When we think of anti-inflammatory/ anti-phlogistic therapy - well established therapeutics such as cortisol derivatives  - corticosteroids - come to our mind. These are steroid molecules, that derive from the lipid cholesterol by metabolization in the cortex of the adrenal gland - similar to the steroidal sex hormones.

They are probably one of the oldest established therapeutics that very specifically act anti-inflammatory, are usually very reliable and a large body of experience exist.

The experience with corticosteroids, however, also tells us that they are not only very potent drugs but they also have very potent side effects. Apart from systemic side effects they may cause locally in the ocular region a well known risk for the development of glaucoma and cataract. Therefore they should only be used short term ... and typically very effectively block/ stop inflammation. Another description of their mode of action is that corticosteroids ... "bring inflammation to full completion". Whatever this specifically means... practically they stop inflammation relatively quickly.

Corticosteroids basically act against all steps of the inflammatory cascade from the activation of innate, e.g. phagocytic cells, over the formation of inflammatory mediators to the activation of lymphatic cells and modulation of the immune reaction. So, corticosteroids are definitely a wonder drug ... BUT, since they are the most important hormones of the body for the maintenance of chronic stress. they are mighty regulators that influence many systems and therefore they have many severe sides effects - if used inappropriately, which is, in a very simplified way, too long and too much.

CORTICOSTEROIDS:

• potent anti-inflammatory against all events of inflammation

  • different metabolites have different potency

• immediate effect

• severe side effects, also in topical ophthalmic use (e.g. cataract, glaucoma)

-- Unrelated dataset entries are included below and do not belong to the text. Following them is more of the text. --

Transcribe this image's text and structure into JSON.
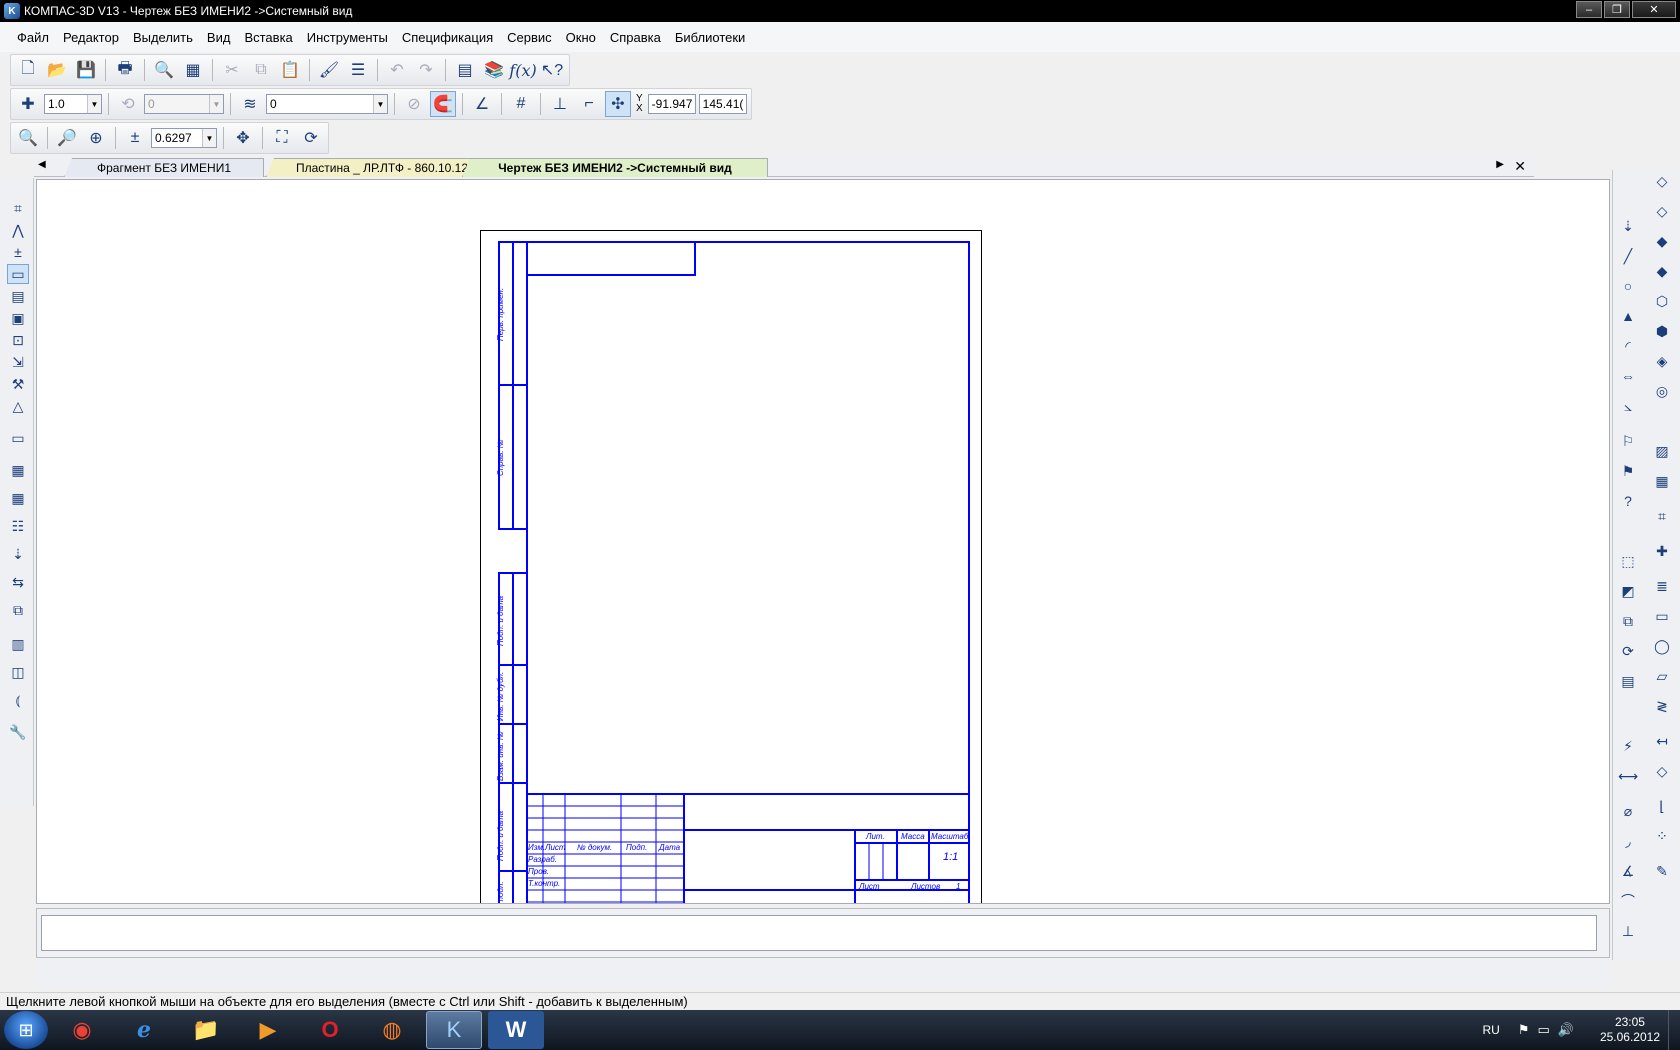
{
  "window": {
    "title": "КОМПАС-3D V13 - Чертеж БЕЗ ИМЕНИ2 ->Системный вид",
    "controls": [
      "minimize",
      "restore",
      "close"
    ]
  },
  "menu": [
    "Файл",
    "Редактор",
    "Выделить",
    "Вид",
    "Вставка",
    "Инструменты",
    "Спецификация",
    "Сервис",
    "Окно",
    "Справка",
    "Библиотеки"
  ],
  "toolbar_current": {
    "step": "1.0",
    "angle": "0",
    "layer": "0",
    "coord_y_label": "Y",
    "coord_x_label": "X",
    "x_value": "-91.947",
    "y_value": "145.41("
  },
  "toolbar_view": {
    "zoom": "0.6297"
  },
  "tabs": [
    {
      "label": "Фрагмент БЕЗ ИМЕНИ1",
      "color": "#e5eaf2"
    },
    {
      "label": "Пластина _ ЛР.ЛТФ - 860.10.12",
      "color": "#f4f0c5"
    },
    {
      "label": "Чертеж БЕЗ ИМЕНИ2 ->Системный вид",
      "color": "#dff0c8",
      "active": true
    }
  ],
  "drawing": {
    "frame_color": "#0000ff",
    "side_labels": [
      "Перв. примен.",
      "Справ. №",
      "Подп. и дата",
      "Инв. № дубл.",
      "Взам. инв. №",
      "Подп. и дата",
      "Инв. № подл."
    ],
    "title_block_headers": [
      "Изм.",
      "Лист",
      "№ докум.",
      "Подп.",
      "Дата"
    ],
    "title_block_rows": [
      "Разраб.",
      "Пров.",
      "Т.контр."
    ],
    "title_block_right": [
      "Лит.",
      "Масса",
      "Масштаб",
      "Лист",
      "Листов",
      "1"
    ],
    "scale_value": "1:1"
  },
  "status_text": "Щелкните левой кнопкой мыши на объекте для его выделения (вместе с Ctrl или Shift - добавить к выделенным)",
  "taskbar": {
    "apps": [
      "chrome",
      "internet-explorer",
      "explorer",
      "media-player",
      "opera",
      "firefox",
      "kompas",
      "word"
    ],
    "active_app": "kompas",
    "language": "RU",
    "time": "23:05",
    "date": "25.06.2012"
  }
}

Specific Lymphocyte ACTIVATION INHIBITORS

Lymphocyte activation typically occurs in relation to the process of antigen-presentation. This occurs typically by a professional antigen-presenting cell (APC), such as dendritic cells (with have typical dendriform cytoplasmic extensions), by macrophages of B-Lymphocytes.

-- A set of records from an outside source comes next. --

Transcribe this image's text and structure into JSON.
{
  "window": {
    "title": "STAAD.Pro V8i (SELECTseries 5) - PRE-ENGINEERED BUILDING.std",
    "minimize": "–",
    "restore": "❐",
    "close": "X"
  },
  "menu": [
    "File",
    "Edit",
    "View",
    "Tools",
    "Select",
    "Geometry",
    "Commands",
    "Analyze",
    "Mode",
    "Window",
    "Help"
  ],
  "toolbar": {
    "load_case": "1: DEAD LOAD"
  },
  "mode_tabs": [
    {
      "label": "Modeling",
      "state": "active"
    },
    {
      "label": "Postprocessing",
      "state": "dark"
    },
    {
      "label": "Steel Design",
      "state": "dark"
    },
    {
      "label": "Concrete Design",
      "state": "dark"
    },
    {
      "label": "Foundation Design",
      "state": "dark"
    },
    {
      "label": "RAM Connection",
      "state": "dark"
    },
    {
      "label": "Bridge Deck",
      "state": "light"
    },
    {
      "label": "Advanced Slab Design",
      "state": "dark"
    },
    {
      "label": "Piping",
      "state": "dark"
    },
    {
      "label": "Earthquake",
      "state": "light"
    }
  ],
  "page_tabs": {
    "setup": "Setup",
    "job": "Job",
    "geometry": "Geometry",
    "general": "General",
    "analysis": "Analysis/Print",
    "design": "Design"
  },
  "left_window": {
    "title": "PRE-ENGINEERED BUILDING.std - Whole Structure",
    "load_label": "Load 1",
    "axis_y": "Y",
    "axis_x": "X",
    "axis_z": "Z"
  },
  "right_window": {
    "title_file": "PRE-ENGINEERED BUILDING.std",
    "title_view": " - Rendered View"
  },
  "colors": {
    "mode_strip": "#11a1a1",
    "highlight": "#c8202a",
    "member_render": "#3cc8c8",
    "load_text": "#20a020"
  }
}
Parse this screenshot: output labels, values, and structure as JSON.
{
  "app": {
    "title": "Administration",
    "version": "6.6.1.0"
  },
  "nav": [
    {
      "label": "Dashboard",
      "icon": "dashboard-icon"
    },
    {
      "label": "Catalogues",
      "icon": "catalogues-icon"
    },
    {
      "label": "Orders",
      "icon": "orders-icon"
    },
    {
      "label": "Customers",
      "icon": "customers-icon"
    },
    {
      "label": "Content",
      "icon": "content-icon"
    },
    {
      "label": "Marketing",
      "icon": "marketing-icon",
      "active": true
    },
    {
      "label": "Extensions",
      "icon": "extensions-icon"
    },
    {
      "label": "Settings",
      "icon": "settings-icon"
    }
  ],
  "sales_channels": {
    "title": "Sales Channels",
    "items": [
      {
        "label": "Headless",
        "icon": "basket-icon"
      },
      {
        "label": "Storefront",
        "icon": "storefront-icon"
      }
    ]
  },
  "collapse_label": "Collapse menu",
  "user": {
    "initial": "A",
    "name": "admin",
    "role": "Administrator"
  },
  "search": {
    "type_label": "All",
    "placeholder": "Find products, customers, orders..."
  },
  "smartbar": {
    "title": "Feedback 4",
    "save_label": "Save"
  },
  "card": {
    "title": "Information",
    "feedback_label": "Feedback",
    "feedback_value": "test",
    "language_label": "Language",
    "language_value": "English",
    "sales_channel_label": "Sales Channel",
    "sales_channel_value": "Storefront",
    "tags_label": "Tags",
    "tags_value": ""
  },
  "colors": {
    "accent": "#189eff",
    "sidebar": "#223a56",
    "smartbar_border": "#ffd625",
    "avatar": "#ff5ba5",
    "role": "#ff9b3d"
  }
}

Potential anti-inflammatory therapeutical targets are basically all players that are involved in Antigen-Presentation and Lymphocyte Activation.

Many of the immune factors of peculiar numbered names that start with the letters "CD". This refers to Cluster of Differentiation and refers to a specific nomenclature whit ever increasing numbers the new molecules are discovered. Many of these molecular factors also have ´Real´ or at least slightly better understandable names such as the ICAM-1 (an acronym for ´InterCellular Adhesion Molecule 1´) ... which is CD54.

Some Molecules of Interest for Antigen-Presentation and Lymphocyte Activation

• Foreign antigens are presented on the MHC-class II molecule

  • in chronic inflammatory disease, also aberrant antigen-presentation can possibly occur by cells that have up-regulated the antigen-presentation molecule MHC-class II. This also occurs in ocular surface epithelial cells in Dry Eye Disease and can potentially lead to the presentation of auto-antigens of the epithelium ... with a potential risk for auto-immune inflammation.

• the T-cell-Receptor (TCR) on T-Lymphocytes identifies cognate antigens on MHC-class II

• CD3 is an accessory molecule, that the TCR needs for full function

• CO-Stimulatory Molecules are further accessory molecules that are needed for a productive immune answer

  • CD80 and CD86 on T-cells and their binding partner

  • CD28

• Cytokines, soluble signaling molecules, are also important, because they promote the activation of lymphoid cells.

  • IL-1 is used, e.g., by Antigen-presenting cells to stimulate/ activate T-Lymphocytes during antigen-presentation

  • IL-2 is produced for Self-Stimulation, by activated T-Cells to promote their maturation

• Specific Cytokine receptors to which the cytokines bind and that produce the effect by intracellular signaling within the lymphocyte.

So by now, we have a nice collection of molecules (all shown in the adjacent figure) that are necessary for lymphocyte activation - thus they are also promising targets for potential anti-inflammatory therapeutics that are indicated in blue.